Tank A contains 80 gallons of water in which 20 pounds of salt has been dissolved. Tank B contains 30 gallons of water in which 5 pounds of salt has been dissolved. A brine mixture with a concentration of 0.5 pounds of salt per gallon of water is pumped into tank A at the rate of 4 gallons per minute. The well-mixed solution is then pumped from tank A to tank B at the rate of 6 gallons per minute. The solution from tank B is also pumped through another pipe into tank A at the rate of 2 gallons per minute, and the solution from tank B is also pumped out of the system at the rate of 4 gallons per minute. The correct differential equations with initial conditions for the amounts, \( x(t) \) and \( y(t) \), of salt in tanks A and B, respectively, at time \( t \) are Select the correct answer. \( \frac{d x}{d t}=2-\frac{x}{40}+\frac{y}{5}, \frac{d y}{d t}=\frac{x}{40}-\frac{y}{3}, x(0)=20, y(0)=5 \) \( \frac{d x}{d t}=2-\frac{3 x}{40}+\frac{y}{15}, \frac{d y}{d t}=\frac{3 x}{40}-\frac{y}{5}, x(0)=20, y(0)=5 \) \( \frac{d x}{d t}=4-\frac{3 x}{40}+\frac{y}{15}, \frac{d y}{d t}=\frac{3 x}{40}-\frac{y}{5}, x(0)=20, y(0)=5 \) \( \frac{d x}{d t}=4-\frac{x}{40}+\frac{y}{5}, \frac{d y}{d t}=\frac{x}{40}-\frac{y}{3}, x(0)=20, y(0)=5 \) \( \frac{d x}{d t}=2-\frac{3 x}{40}+\frac{y}{5}, \frac{d y}{d t}=\frac{x}{40}-\frac{y}{5}, x(0)=20, y(0)=5 \) \( x \)

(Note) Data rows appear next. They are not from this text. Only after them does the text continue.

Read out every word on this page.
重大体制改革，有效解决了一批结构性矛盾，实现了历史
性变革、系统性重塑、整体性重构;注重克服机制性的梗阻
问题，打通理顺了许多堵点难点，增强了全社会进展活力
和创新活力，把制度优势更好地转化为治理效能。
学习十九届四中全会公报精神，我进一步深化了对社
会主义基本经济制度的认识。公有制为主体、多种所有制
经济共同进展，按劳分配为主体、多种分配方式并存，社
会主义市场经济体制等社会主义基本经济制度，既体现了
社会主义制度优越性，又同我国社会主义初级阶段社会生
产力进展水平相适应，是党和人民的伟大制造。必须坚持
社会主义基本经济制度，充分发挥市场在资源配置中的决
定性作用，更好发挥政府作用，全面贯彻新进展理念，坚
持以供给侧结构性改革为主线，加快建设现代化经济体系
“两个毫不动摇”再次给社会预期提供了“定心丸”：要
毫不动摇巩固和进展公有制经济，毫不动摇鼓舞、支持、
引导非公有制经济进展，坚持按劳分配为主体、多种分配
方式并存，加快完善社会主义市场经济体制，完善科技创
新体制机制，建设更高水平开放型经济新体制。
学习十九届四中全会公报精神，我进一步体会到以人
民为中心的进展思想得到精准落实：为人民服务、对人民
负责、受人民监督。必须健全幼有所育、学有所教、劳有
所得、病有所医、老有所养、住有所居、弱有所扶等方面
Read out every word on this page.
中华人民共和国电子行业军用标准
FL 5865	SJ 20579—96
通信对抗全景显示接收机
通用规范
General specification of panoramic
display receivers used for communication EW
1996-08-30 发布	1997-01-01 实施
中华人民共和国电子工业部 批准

We begin by letting x(t) be the amount of salt (in pounds) in tank A at time t (in minutes) and y(t) be the amount of salt in tank B at time t. Step 1. Determine the volume in each tank. • Tank A: Initially 80 gallons. It receives 4 gal/min from an external brine (with 0.5 lb/gal) plus 2 gal/min from tank B, and it sends out 6 gal/min to tank B. Thus, its volume is constant:   Net flow = 4 + 2 – 6 = 0. • Tank B: Initially 30 gallons. It receives 6 gal/min from tank A, and it sends out 2 gal/min back to A and 4 gal/min out of the system. Its net flow is also 0. So, the volumes remain constant:  Tank A: 80 gallons  Tank B: 30 gallons Step 2. Write the salt balance for Tank A. Salt is added and removed as follows: • Inflow from external brine: 4 gal/min × 0.5 lb/gal = 2 lb/min. • Inflow from Tank B: The salt concentration in Tank B is y/30, and the inflow is 2 gal/min, so salt added = 2(y/30) = y/15. • Outflow to Tank B: The salt concentration in Tank A is x/80, and the outflow is 6 gal/min, so salt removed = 6(x/80) = (3x)/40. Thus, the differential equation for Tank A is:   dx/dt = (salt in) – (salt out)   dx/dt = 2 + (y/15) – (3x/40). Step 3. Write the salt balance for Tank B. Salt is added and removed as follows: • Inflow from Tank A: The salt concentration in Tank A is x/80 and the inflow is 6 gal/min, so salt added = 6(x/80) = (3x)/40. • Outflow from Tank B: There are two outlets:   – 2 gal/min to Tank A: Salt removed = 2(y/30) = y/15.   – 4 gal/min out of the system: Salt removed = 4(y/30) = 2y/15.   Total salt removed = y/15 + 2y/15 = y/5. Thus, the differential equation for Tank B is:   dy/dt = (salt in) – (salt out)   dy/dt = (3x/40) – (y/5). The initial amounts are given:  x(0) = 20 pounds  y(0) = 5 pounds Step 4. Match with the answer choices. We obtained:  dx/dt = 2 – (3x/40) + (y/15),  dy/dt = (3x/40) – (y/5), with initial conditions: x(0)=20, y(0)=5. This corresponds to the second option:  “dx/dt = 2 – (3x)/40 + (y)/15, dy/dt = (3x)/40 – (y)/5, x(0)=20, y(0)=5." Thus, the correct answer is:  dx/dt = 2 – (3x)/40 + (y)/15, dy/dt = (3x)/40 – (y)/5, with x(0)=20, y(0)=5.